Patricia pulled up another report on the screen. “But then, four years ago, they sold off all the companies, and consolidated all their focus and energies on Bailly Prive. Hulme becomes Headmistress. Gwynne enrols her adopted kids there and becomes Head of the Parents’ Committee. Mara soon follows, marrying, stepping in as Treasurer.”
“That must have been about the the time Conchetta… Elena turned up. Somehow she found these women, and joined forces with them.” Elijah fought hard not to growl in irritation, this was his first lead on Conchetta in weeks and he wanted to be out there hunting. But he’d agreed to Cullen’s terms, and understanding what the hybrid Jaguar’s goals were, that could be important.
“I think they changed their criteria for the children. Or got pickier. Seven children in only the last four years? Why children, and what are they doing with them?”
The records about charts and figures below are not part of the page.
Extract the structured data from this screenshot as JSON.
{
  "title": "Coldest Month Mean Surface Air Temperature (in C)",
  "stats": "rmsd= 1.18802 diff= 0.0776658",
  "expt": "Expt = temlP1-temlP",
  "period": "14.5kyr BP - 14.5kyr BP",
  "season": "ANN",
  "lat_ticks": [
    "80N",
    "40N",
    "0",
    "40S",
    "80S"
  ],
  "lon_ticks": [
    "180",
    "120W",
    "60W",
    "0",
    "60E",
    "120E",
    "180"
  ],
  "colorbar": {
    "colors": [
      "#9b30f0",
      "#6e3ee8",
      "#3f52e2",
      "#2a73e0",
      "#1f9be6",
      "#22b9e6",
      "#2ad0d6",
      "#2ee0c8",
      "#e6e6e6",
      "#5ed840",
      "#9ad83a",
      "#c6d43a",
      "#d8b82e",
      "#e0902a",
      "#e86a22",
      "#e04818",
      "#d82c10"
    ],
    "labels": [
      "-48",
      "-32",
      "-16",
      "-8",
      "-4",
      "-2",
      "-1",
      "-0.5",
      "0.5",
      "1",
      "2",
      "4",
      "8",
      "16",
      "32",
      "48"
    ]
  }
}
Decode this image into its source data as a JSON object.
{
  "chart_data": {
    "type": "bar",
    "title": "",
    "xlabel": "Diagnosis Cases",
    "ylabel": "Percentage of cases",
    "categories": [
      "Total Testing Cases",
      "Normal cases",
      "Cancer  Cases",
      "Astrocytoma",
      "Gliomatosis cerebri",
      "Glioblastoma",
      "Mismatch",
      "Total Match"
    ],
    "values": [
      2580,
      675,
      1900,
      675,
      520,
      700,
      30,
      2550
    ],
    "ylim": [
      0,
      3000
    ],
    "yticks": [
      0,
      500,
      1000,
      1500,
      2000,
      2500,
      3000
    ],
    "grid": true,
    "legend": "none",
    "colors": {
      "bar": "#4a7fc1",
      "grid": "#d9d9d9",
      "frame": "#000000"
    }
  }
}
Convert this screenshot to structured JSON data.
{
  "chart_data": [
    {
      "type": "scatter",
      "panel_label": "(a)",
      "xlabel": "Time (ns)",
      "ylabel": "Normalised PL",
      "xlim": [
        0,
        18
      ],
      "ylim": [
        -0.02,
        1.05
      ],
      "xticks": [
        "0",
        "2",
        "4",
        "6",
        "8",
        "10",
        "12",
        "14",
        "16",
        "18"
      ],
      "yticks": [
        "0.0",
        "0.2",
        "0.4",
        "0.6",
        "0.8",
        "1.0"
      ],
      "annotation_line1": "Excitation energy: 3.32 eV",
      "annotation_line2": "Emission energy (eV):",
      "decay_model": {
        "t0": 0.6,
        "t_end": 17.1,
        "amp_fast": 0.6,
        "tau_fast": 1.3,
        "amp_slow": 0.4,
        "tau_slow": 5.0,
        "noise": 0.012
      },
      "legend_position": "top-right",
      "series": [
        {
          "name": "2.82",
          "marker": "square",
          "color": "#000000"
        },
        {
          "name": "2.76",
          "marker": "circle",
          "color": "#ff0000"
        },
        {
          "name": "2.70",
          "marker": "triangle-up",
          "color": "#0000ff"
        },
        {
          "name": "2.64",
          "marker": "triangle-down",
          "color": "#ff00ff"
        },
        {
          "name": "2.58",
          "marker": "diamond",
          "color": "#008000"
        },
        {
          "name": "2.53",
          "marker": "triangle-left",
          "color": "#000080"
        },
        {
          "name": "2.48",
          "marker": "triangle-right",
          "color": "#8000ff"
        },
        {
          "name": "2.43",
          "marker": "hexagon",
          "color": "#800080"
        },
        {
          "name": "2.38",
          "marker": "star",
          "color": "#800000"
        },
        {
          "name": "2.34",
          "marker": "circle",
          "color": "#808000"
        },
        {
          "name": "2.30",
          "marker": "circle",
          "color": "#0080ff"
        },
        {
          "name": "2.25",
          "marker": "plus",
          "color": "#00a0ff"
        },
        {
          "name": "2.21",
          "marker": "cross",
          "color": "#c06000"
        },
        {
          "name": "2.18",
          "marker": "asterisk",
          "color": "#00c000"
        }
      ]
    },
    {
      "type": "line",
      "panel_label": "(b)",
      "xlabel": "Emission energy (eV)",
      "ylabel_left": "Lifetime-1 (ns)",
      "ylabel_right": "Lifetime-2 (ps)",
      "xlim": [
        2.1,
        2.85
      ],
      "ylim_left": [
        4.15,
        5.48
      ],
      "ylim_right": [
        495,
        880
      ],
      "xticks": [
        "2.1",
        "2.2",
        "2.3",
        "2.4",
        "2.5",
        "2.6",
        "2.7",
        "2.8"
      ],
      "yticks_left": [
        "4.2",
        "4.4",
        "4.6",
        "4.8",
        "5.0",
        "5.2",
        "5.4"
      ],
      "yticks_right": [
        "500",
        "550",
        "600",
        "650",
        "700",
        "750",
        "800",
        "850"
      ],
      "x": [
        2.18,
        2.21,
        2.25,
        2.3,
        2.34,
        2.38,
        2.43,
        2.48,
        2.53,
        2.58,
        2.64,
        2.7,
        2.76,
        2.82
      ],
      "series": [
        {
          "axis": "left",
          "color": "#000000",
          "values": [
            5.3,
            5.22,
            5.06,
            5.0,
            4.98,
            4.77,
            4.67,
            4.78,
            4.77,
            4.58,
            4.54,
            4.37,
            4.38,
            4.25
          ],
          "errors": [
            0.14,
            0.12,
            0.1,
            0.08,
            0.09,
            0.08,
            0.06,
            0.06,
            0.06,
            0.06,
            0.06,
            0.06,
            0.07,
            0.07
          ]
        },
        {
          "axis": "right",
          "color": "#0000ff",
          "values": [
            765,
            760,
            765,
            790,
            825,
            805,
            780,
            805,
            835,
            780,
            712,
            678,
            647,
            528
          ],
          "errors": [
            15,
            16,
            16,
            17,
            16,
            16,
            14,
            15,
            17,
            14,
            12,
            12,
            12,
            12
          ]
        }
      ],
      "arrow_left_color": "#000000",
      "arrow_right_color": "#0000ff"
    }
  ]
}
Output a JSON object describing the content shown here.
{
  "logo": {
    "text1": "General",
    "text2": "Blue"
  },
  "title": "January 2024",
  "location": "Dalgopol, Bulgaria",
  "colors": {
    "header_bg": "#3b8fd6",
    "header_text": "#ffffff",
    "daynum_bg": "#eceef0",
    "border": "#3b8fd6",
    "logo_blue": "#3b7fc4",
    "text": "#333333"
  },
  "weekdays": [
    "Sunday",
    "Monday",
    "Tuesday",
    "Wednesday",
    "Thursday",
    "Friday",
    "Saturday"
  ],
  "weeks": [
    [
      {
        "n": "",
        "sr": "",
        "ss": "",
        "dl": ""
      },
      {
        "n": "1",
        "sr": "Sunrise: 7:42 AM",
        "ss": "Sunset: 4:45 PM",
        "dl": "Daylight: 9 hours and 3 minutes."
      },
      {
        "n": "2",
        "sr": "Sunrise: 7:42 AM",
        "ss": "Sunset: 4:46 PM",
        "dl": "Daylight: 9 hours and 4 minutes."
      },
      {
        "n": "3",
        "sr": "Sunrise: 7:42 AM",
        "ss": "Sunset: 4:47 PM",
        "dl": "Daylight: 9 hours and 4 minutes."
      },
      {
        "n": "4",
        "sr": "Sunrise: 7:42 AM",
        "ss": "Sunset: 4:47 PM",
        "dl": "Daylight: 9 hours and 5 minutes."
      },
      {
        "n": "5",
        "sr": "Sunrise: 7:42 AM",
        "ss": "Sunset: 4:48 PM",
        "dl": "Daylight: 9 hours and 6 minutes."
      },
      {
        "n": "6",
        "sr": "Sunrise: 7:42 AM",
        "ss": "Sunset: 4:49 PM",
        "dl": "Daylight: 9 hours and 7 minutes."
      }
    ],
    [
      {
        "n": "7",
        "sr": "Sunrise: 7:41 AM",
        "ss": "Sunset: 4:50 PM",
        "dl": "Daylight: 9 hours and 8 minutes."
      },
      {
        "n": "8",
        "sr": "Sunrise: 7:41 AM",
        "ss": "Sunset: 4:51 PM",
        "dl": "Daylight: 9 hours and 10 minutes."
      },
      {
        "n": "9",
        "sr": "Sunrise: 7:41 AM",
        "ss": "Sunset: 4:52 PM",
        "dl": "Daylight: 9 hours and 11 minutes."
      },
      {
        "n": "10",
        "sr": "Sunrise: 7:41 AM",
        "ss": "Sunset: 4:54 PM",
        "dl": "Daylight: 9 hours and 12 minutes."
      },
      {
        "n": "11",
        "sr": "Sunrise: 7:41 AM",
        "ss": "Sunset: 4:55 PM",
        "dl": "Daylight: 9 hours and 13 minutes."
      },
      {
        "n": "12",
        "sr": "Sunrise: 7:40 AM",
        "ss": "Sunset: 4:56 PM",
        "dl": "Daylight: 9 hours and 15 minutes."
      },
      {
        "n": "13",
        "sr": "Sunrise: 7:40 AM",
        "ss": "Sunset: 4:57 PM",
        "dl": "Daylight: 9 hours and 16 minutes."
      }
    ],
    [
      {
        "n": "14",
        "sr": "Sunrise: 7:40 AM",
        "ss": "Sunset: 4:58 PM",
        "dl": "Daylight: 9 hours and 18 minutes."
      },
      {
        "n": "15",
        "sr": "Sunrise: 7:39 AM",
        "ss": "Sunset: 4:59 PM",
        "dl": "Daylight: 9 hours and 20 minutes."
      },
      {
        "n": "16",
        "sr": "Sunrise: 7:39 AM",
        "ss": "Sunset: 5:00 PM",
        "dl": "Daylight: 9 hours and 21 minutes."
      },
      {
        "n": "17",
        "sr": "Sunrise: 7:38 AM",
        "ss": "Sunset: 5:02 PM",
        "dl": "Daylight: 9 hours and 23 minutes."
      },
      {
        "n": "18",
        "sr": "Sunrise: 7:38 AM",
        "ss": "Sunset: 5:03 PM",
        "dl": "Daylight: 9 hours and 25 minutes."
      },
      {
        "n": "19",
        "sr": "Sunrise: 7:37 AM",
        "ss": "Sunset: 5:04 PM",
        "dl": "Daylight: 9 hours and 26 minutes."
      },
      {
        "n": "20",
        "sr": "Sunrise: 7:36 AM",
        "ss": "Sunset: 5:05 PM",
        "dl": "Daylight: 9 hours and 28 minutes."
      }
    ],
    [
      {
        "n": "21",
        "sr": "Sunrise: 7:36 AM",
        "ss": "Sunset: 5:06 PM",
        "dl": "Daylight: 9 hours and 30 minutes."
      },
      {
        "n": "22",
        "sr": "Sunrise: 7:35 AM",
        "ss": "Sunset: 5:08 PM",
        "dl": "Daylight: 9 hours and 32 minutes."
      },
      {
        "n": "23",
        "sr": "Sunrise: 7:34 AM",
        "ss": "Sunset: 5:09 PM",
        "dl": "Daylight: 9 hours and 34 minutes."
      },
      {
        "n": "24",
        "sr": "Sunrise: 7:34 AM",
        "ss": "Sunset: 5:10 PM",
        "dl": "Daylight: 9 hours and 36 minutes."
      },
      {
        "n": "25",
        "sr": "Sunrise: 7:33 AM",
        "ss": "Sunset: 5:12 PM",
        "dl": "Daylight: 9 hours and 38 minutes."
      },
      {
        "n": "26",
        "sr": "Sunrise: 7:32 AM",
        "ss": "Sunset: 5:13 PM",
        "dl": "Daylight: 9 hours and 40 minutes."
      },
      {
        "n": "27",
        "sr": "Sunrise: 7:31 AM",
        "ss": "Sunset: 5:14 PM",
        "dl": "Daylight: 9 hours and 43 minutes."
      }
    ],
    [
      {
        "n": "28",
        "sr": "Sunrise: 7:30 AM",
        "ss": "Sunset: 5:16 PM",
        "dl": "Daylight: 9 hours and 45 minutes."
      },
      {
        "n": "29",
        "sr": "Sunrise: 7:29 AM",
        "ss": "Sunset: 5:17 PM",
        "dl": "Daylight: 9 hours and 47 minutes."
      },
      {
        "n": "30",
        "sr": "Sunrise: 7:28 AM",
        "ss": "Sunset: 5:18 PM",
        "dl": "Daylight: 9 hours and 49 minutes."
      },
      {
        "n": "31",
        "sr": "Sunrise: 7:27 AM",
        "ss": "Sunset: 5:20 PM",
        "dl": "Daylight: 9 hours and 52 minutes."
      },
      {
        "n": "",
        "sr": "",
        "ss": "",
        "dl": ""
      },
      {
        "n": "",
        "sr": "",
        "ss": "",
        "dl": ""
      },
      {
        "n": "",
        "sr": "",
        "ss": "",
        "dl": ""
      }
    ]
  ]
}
Cullen didn’t want them to start speculating on that front just yet. “Elena Carlyle. What can you tell me about her? How dangerous is she?”
Elijah could have quite the poker face when needed but right at this moment he looked grim. “Personally, she’s a deadly killing machine. Razor sharp claws. Teeth. Supernaturally strong and agile. She was turned into a hybrid-Jaguar by a power hungry, human-sacrificing, asshole of a High Priest. Who she followed devotedly for a number of years.”